Skip when the scene is dialogue-heavy. Add when atmosphere is the point.
25 tested Veo 3 prompts (categories)
Cinematic narrative (5)
- Solo character moment with emotional close-up + soft score
- Two-character dialogue scene with shot-reverse-shot framing
- Third-person tracking shot through a city
- Slow push-in on a key object
- Wide establishing shot with camera reveal
Product / commercial (5)
- Hero product on rotating turntable with studio lighting
- Lifestyle product placement in domestic setting
- Liquid pour into glass, slow-motion, side lighting
- Hand reaching for product, top-down framing
- Product reveal with light gradient sweep
Abstract / mood (5)
- Slow-motion fabric movement in wind
- Particles drifting through colored light
- Macro of liquid surface tension
- Time-lapse of clouds with shifting light
- Geometric shapes morphing on neutral background
Documentary / interview (5)
- Talking head, eye-level, soft natural light, slight rack focus
- Working hands close-up with ambient workshop sounds
- Walking-and-talking handheld follow shot
- B-roll insert: details of an environment
- Environmental portrait with subject in setting
Action / kinetic (5)
- Skateboard trick, low angle, 60fps suggested
- Runner on track at sunrise, side tracking
- Cooking sequence: chopping, sizzling, plating cuts
- Crowd movement in a marketplace, top-down
- Vehicle drive-by with motion blur
(Full prompt text for each available in our Veo 3 prompt library.)
Camera modifier reference
Veo 3 understands cinematic terminology directly. Mix 2-3 per shot:
| Category | Modifiers that work |
|---|---|
| Framing | wide shot, medium shot, medium close-up, close-up, extreme close-up, two-shot, over-the-shoulder |
| Movement | static, pan left/right, tilt up/down, dolly in/out, tracking shot, handheld, gimbal smooth, crane up/down |
| Angle | eye-level, low angle, high angle, Dutch tilt, top-down, worm's eye |
| Lens | 24mm wide, 35mm standard, 50mm portrait, 85mm telephoto, macro, fisheye |
| Speed | 24fps cinematic, 60fps slow-motion, time-lapse, real-time |
Lighting modifier reference
| Category | Modifiers |
|---|---|
| Source | natural daylight, golden hour, blue hour, overcast diffused, studio softbox, neon, candlelight, firelight |
| Direction | front-lit, side-lit, backlit, top-lit, underlit |
| Mood | warm, cool, high-contrast, low-contrast, moody, ethereal, gritty, cinematic, dreamy |
JSON character mode (multi-shot consistency)

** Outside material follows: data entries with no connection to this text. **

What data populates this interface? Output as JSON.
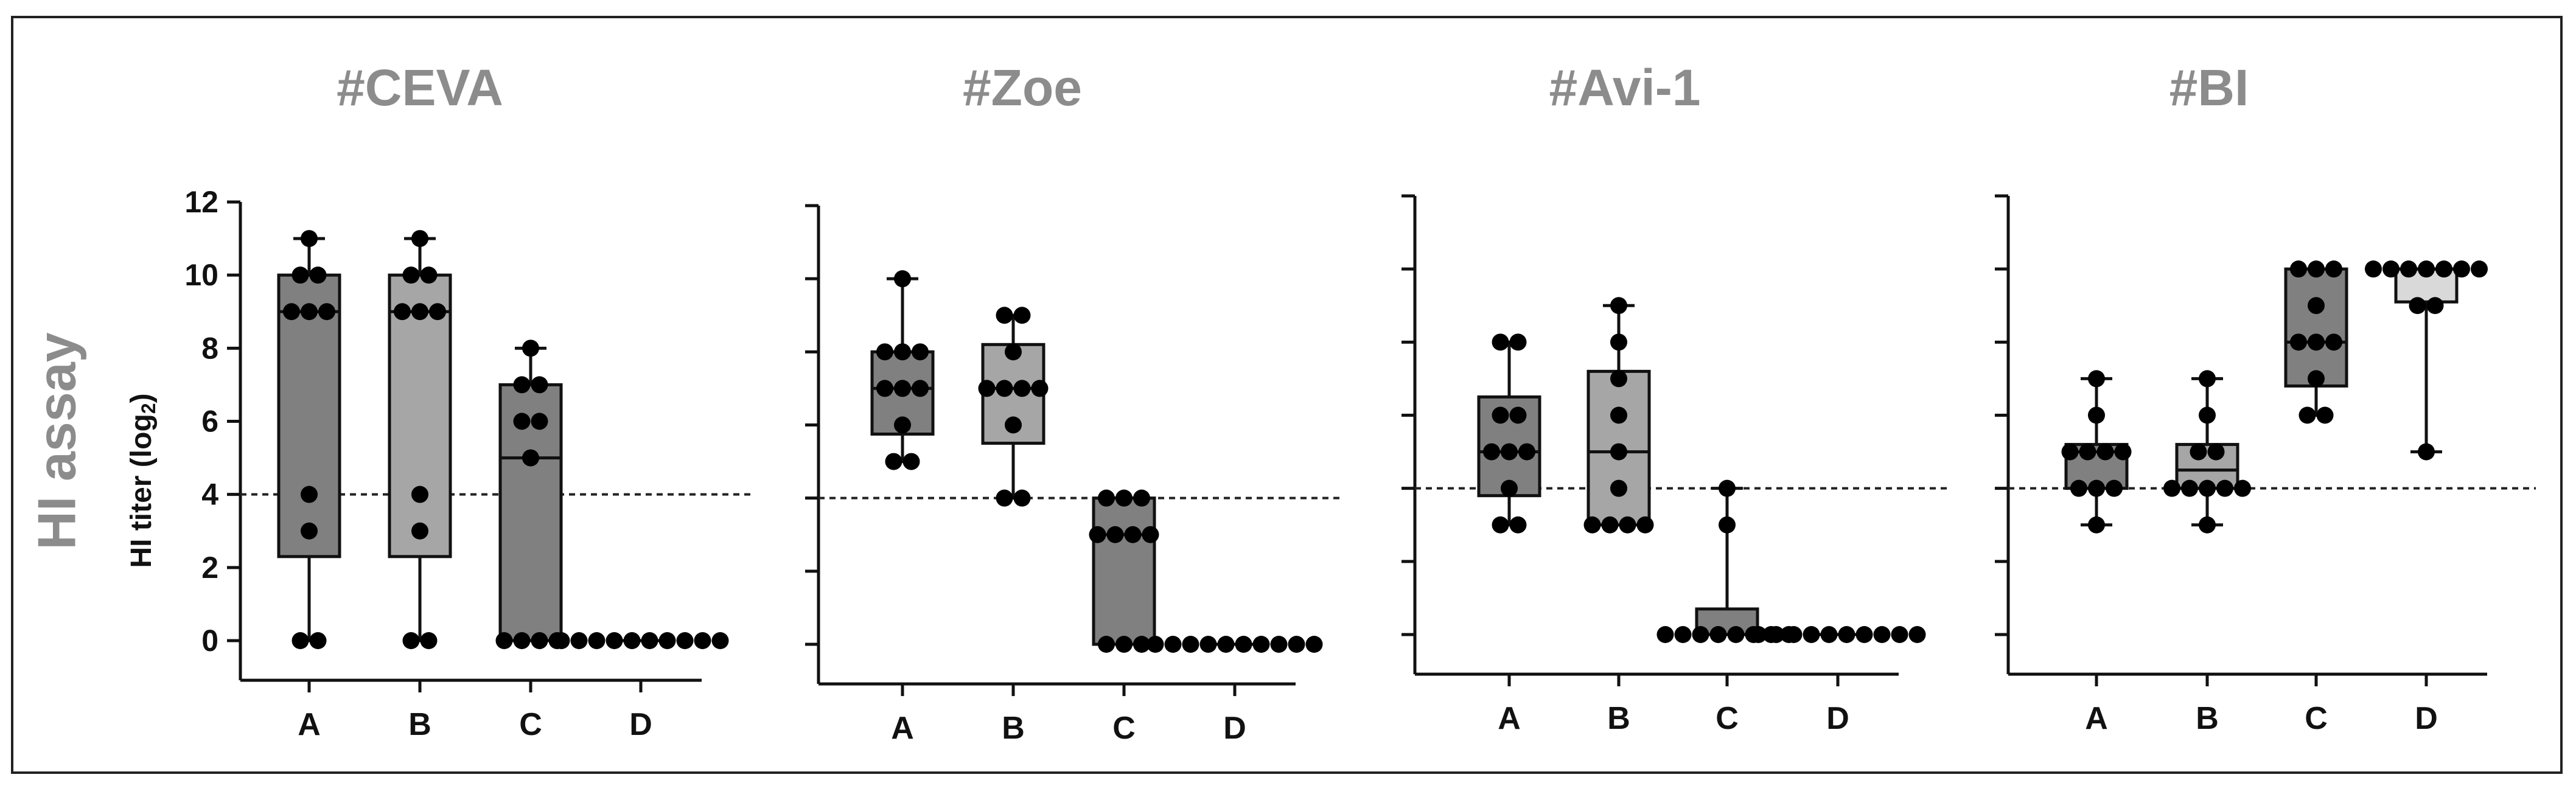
{
  "figure": {
    "side_label": "HI assay",
    "y_axis_label": "HI titer (log",
    "y_axis_label_sub": "2",
    "y_axis_label_end": ")"
  },
  "chart_data": [
    {
      "type": "box",
      "title": "#CEVA",
      "categories": [
        "A",
        "B",
        "C",
        "D"
      ],
      "ylim": [
        -1,
        12
      ],
      "yticks": [
        0,
        2,
        4,
        6,
        8,
        10,
        12
      ],
      "show_tick_labels": true,
      "threshold": 4,
      "colors": [
        "#808080",
        "#a6a6a6",
        "#808080",
        "#808080"
      ],
      "boxes": [
        {
          "min": 0,
          "q1": 2.3,
          "median": 9,
          "q3": 10,
          "max": 11
        },
        {
          "min": 0,
          "q1": 2.3,
          "median": 9,
          "q3": 10,
          "max": 11
        },
        {
          "min": 0,
          "q1": 0,
          "median": 5,
          "q3": 7,
          "max": 8
        },
        {
          "min": 0,
          "q1": 0,
          "median": 0,
          "q3": 0,
          "max": 0
        }
      ],
      "points": [
        [
          11,
          10,
          10,
          9,
          9,
          9,
          4,
          3,
          0,
          0
        ],
        [
          11,
          10,
          10,
          9,
          9,
          9,
          4,
          3,
          0,
          0
        ],
        [
          8,
          7,
          7,
          6,
          6,
          5,
          0,
          0,
          0,
          0
        ],
        [
          0,
          0,
          0,
          0,
          0,
          0,
          0,
          0,
          0,
          0
        ]
      ]
    },
    {
      "type": "box",
      "title": "#Zoe",
      "categories": [
        "A",
        "B",
        "C",
        "D"
      ],
      "ylim": [
        -1,
        12
      ],
      "yticks": [
        0,
        2,
        4,
        6,
        8,
        10,
        12
      ],
      "show_tick_labels": false,
      "threshold": 4,
      "colors": [
        "#808080",
        "#a6a6a6",
        "#808080",
        "#808080"
      ],
      "boxes": [
        {
          "min": 5,
          "q1": 5.75,
          "median": 7,
          "q3": 8,
          "max": 10
        },
        {
          "min": 4,
          "q1": 5.5,
          "median": 7,
          "q3": 8.2,
          "max": 9
        },
        {
          "min": 0,
          "q1": 0,
          "median": 3,
          "q3": 4,
          "max": 4
        },
        {
          "min": 0,
          "q1": 0,
          "median": 0,
          "q3": 0,
          "max": 0
        }
      ],
      "points": [
        [
          10,
          8,
          8,
          8,
          7,
          7,
          7,
          6,
          5,
          5
        ],
        [
          9,
          9,
          8,
          7,
          7,
          7,
          7,
          6,
          4,
          4
        ],
        [
          4,
          4,
          4,
          3,
          3,
          3,
          3,
          0,
          0,
          0
        ],
        [
          0,
          0,
          0,
          0,
          0,
          0,
          0,
          0,
          0,
          0
        ]
      ]
    },
    {
      "type": "box",
      "title": "#Avi-1",
      "categories": [
        "A",
        "B",
        "C",
        "D"
      ],
      "ylim": [
        -1,
        12
      ],
      "yticks": [
        0,
        2,
        4,
        6,
        8,
        10,
        12
      ],
      "show_tick_labels": false,
      "threshold": 4,
      "colors": [
        "#808080",
        "#a6a6a6",
        "#808080",
        "#808080"
      ],
      "boxes": [
        {
          "min": 3,
          "q1": 3.8,
          "median": 5,
          "q3": 6.5,
          "max": 8
        },
        {
          "min": 3,
          "q1": 3,
          "median": 5,
          "q3": 7.2,
          "max": 9
        },
        {
          "min": 0,
          "q1": 0,
          "median": 0,
          "q3": 0.7,
          "max": 4
        },
        {
          "min": 0,
          "q1": 0,
          "median": 0,
          "q3": 0,
          "max": 0
        }
      ],
      "points": [
        [
          8,
          8,
          6,
          6,
          5,
          5,
          5,
          4,
          3,
          3
        ],
        [
          9,
          8,
          7,
          6,
          5,
          4,
          3,
          3,
          3,
          3
        ],
        [
          4,
          3,
          0,
          0,
          0,
          0,
          0,
          0,
          0,
          0
        ],
        [
          0,
          0,
          0,
          0,
          0,
          0,
          0,
          0,
          0,
          0
        ]
      ]
    },
    {
      "type": "box",
      "title": "#BI",
      "categories": [
        "A",
        "B",
        "C",
        "D"
      ],
      "ylim": [
        -1,
        12
      ],
      "yticks": [
        0,
        2,
        4,
        6,
        8,
        10,
        12
      ],
      "show_tick_labels": false,
      "threshold": 4,
      "colors": [
        "#808080",
        "#a6a6a6",
        "#808080",
        "#d9d9d9"
      ],
      "boxes": [
        {
          "min": 3,
          "q1": 4,
          "median": 5,
          "q3": 5.2,
          "max": 7
        },
        {
          "min": 3,
          "q1": 4,
          "median": 4.5,
          "q3": 5.2,
          "max": 7
        },
        {
          "min": 6,
          "q1": 6.8,
          "median": 8,
          "q3": 10,
          "max": 10
        },
        {
          "min": 5,
          "q1": 9.1,
          "median": 10,
          "q3": 10,
          "max": 10
        }
      ],
      "points": [
        [
          7,
          6,
          5,
          5,
          5,
          5,
          4,
          4,
          4,
          3
        ],
        [
          7,
          6,
          5,
          5,
          4,
          4,
          4,
          4,
          4,
          3
        ],
        [
          10,
          10,
          10,
          9,
          8,
          8,
          8,
          7,
          6,
          6
        ],
        [
          10,
          10,
          10,
          10,
          10,
          10,
          10,
          9,
          9,
          5
        ]
      ]
    }
  ]
}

For sequences where the same character appears across shots, define them once in JSON:
{
"character": {
"name": "Sarah",
"age": 30,
"appearance": "curly red hair shoulder-length, green eyes, light freckles",
"wardrobe": "long charcoal wool coat, black leather boots, leather portfolio"
},
"world": {
"location": "Paris, autumn dusk, light rain",
"palette": "warm golden + cool blue contrast"
}
}
Reference {{character}} and {{world}} in subsequent shot prompts. Consistency across 5-10 shots becomes feasible.
Common mistakes that produce generic Veo 3 output
- No audio cues. Visual-only prompts produce silent or mismatched audio.
- Generic subjects. "A woman walks" → faceless, generic. "A 30-year-old woman with curly red hair walks" → specific, repeatable.
- Mixed framing instructions. "Wide shot close-up" confuses the model. Pick one.
- Skipped scene context. No location, no weather, no time of day → output picks defaults.
- Single long prompt for multi-shot sequences. Use JSON character mode + per-shot prompts instead.
Resolution and duration
Veo 3 currently outputs:
- Resolution: up to 1080p (4K on select tiers)
- Duration: 8 seconds default, extendable
- Aspect ratios: 16:9, 9:16, 1:1
Specify aspect ratio in the prompt for vertical / square output: 9:16 vertical for social, 1:1 square for feed.
What to do next
- Pick one of the 25 categories above.
- Adapt the 6-part template with your specifics.
- Add explicit audio (3 layers).
- Generate. Iterate by tightening one variable per attempt.
Track which modifiers reliably produce the look you want — they'll become your personal preset library.